Trainor: Wedding warnings and realizations
Published 2:00 pm Tuesday, June 20, 2023
- Tim Trainor
The advice I heard over and over again in advance of my wedding (completed successfully June 3!) was to do my best to remember it.
Trending
People warned that there’d be so many people to greet — and songs to dance to — that it would come and go in a flash and both bride and groom would be left with a blur of memories that only get hazier as the anniversaries roll on.
Of course, they were right. And, of course, there is nothing you can do about that. All those things you’re supposed to “try hard to remember” — childhood or high school or the details from a first date — slip out of the present and into the past no matter how hard we concentrate and appreciate the moment.
My wife (eek!) and I pulled off a traditional rural Oregon wedding. We gathered at her family’s wheat farm outside Pendleton the night before, sent some folks off to the Helix Rodeo the morning of the wedding, and got married in downtown Pendleton above an old saddle shop. The ceremony itself was simple and lovely and included readings from some our favorite poets. Pals sang ditties from Lucinda Williams and John Prine. A friend who got ordained online made our pact a legally binding one. Afterward, folks bought us cans of Rainier across the street at The Rainbow, Oregon’s oldest tavern, before we called it a night.
Trending
It wasn’t perfect.
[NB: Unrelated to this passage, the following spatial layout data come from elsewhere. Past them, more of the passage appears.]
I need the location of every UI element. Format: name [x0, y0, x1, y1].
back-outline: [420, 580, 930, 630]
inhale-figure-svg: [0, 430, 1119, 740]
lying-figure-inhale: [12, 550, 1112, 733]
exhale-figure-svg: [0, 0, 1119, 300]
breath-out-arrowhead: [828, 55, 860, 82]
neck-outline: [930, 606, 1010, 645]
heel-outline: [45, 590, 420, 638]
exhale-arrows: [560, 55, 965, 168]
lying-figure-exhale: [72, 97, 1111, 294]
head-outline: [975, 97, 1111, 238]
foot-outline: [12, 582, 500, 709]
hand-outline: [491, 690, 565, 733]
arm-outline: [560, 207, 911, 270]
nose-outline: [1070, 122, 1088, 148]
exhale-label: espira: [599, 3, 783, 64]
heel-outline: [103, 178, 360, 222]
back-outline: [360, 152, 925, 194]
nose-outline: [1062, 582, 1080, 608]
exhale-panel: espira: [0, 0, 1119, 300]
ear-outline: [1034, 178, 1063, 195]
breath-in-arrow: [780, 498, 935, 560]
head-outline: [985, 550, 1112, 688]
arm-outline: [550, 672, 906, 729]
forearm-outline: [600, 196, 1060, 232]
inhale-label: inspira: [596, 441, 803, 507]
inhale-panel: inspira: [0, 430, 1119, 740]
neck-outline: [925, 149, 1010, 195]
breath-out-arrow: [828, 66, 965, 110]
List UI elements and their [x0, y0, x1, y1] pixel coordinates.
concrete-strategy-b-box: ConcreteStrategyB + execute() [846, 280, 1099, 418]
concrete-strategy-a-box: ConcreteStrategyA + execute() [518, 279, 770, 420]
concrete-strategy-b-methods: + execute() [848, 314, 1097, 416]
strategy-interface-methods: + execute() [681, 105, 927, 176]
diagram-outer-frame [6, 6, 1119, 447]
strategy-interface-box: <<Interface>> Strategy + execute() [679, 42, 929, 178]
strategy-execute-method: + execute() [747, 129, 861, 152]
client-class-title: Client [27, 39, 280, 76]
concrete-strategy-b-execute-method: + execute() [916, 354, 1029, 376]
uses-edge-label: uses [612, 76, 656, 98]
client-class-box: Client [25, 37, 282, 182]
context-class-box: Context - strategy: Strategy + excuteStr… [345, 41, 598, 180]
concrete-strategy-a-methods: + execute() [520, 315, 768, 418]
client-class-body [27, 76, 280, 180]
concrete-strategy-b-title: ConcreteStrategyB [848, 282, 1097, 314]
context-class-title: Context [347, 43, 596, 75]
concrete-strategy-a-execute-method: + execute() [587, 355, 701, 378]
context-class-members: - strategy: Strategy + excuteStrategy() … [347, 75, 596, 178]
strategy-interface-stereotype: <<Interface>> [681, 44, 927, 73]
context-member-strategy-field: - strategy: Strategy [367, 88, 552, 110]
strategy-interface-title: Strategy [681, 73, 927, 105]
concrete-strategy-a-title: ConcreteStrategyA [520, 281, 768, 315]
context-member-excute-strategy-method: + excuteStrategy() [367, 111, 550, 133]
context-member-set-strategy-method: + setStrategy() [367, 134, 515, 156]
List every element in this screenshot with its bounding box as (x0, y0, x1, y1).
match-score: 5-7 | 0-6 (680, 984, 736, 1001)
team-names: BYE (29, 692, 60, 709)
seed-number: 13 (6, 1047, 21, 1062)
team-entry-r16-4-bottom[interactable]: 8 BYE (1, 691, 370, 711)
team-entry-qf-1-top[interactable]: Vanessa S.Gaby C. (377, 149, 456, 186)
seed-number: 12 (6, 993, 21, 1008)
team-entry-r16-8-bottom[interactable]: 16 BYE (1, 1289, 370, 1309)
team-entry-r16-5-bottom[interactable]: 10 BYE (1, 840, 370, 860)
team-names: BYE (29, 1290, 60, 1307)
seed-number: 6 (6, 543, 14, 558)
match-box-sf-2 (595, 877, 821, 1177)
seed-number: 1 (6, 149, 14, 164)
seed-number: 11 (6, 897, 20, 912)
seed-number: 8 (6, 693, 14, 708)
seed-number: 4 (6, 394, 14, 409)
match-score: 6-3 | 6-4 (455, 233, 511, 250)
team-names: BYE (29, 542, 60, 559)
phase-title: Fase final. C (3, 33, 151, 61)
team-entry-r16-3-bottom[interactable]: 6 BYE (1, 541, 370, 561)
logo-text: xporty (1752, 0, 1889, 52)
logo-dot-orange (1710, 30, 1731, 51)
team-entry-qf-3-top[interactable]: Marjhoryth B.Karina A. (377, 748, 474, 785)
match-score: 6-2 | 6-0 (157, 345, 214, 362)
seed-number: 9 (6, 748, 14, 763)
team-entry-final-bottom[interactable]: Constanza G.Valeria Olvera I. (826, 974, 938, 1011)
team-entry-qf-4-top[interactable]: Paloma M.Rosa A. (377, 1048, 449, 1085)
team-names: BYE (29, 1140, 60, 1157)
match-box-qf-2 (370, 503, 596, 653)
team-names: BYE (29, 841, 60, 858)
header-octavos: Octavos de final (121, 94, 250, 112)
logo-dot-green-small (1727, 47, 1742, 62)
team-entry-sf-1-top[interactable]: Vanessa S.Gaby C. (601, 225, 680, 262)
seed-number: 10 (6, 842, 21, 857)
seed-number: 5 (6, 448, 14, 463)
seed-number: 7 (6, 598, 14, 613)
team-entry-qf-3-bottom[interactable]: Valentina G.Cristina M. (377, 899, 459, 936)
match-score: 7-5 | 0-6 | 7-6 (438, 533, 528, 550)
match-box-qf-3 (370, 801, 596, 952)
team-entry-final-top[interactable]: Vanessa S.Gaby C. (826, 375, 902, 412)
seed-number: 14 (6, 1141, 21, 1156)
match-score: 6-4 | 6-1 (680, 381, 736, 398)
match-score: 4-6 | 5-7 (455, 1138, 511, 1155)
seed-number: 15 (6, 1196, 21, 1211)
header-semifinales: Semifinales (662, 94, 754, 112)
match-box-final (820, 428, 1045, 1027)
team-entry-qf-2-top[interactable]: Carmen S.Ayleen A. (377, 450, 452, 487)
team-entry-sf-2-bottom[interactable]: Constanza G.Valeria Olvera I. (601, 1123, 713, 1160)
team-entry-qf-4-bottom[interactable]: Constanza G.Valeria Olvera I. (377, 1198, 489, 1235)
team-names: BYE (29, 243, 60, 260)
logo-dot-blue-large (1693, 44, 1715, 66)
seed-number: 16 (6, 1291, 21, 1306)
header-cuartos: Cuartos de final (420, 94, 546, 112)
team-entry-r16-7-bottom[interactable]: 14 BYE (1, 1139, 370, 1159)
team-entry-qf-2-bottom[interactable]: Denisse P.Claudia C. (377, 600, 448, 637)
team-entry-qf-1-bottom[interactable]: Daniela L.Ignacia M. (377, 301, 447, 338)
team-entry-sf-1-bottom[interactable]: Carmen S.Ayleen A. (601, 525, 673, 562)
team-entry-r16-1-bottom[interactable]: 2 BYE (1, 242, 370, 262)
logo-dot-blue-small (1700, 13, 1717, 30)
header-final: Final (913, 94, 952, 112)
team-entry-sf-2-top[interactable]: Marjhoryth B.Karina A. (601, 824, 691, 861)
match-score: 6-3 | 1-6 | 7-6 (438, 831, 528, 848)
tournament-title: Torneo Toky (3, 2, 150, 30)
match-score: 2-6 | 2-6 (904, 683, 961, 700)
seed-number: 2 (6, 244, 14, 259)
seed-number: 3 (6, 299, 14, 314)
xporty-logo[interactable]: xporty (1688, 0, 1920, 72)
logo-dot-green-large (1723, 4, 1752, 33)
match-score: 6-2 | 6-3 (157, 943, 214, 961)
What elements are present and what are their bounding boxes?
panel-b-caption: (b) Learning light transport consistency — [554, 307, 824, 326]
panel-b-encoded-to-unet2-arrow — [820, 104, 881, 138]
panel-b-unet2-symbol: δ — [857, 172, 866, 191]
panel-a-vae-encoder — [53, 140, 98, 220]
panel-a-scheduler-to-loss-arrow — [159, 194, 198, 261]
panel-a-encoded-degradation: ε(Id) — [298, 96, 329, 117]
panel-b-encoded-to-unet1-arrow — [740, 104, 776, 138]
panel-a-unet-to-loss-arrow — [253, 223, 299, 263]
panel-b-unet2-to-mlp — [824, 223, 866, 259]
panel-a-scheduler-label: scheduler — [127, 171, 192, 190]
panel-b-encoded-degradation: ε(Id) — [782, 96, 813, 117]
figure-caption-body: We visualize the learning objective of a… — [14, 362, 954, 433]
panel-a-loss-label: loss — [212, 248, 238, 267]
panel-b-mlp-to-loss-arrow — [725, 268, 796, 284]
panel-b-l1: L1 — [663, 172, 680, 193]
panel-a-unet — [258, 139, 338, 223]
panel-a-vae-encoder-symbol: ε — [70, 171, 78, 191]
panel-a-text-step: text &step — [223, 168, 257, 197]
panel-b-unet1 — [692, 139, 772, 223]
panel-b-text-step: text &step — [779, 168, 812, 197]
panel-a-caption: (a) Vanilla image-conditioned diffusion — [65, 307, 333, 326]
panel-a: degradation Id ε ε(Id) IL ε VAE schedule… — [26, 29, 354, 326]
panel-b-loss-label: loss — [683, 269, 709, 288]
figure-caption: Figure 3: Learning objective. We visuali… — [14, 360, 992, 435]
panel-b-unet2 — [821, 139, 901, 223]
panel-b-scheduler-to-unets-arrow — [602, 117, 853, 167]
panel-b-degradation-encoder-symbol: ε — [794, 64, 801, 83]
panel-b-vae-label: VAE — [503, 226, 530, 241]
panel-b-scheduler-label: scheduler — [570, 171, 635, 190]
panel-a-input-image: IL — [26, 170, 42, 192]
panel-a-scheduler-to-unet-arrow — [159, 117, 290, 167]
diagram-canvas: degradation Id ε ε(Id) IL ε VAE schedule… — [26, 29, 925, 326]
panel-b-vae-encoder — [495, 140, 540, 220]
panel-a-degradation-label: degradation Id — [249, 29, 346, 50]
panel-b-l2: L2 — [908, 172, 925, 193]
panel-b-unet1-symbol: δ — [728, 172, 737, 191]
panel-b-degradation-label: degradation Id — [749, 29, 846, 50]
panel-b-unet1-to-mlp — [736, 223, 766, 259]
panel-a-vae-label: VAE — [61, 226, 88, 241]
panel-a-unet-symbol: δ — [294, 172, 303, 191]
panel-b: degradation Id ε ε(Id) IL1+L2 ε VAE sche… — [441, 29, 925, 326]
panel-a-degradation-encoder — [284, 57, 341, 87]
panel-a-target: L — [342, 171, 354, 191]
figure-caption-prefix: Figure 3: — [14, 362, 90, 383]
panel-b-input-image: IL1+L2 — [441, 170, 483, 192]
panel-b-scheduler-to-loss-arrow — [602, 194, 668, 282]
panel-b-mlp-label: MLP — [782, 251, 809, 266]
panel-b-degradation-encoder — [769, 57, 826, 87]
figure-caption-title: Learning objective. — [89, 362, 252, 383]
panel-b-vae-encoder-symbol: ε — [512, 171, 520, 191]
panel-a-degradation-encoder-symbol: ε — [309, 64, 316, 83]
A lot of my brilliant wedding ideas got nixed in the planning process.
I wanted one chair in the reception hall to have a big red “X” underneath it, and whoever sat there — no matter who — would get thrown out. I also wanted a moment at the apex of the ceremony where the emcee paused and asked the crowd if anyone else would like to come up and get married alongside us, right then and there! Who knows what excitement could have happened? That idea too was nixed by my bridezilla, who clearly doesn’t recognize the value of improvisational theatre.
Afterward, we escaped to Wallowa Lake with extended family who flew in from the Midwest. They were understandably gobsmacked by the mountains and the streams and the glory of Oregon. Purportedly, the lakeside cabin was supposed to be a relaxing wind down to all the wedding hullabaloo, but with that many people tagging along the complications and fun continued unabated.
No matter how you do it, we all hope to make a wedding a once-in-a-lifetime thing. And no matter how good the idea of eloping sounds — and no matter the money you save by going that route — the blur of memories from your wedding can provide a lifetime of happiness. Till death do us part.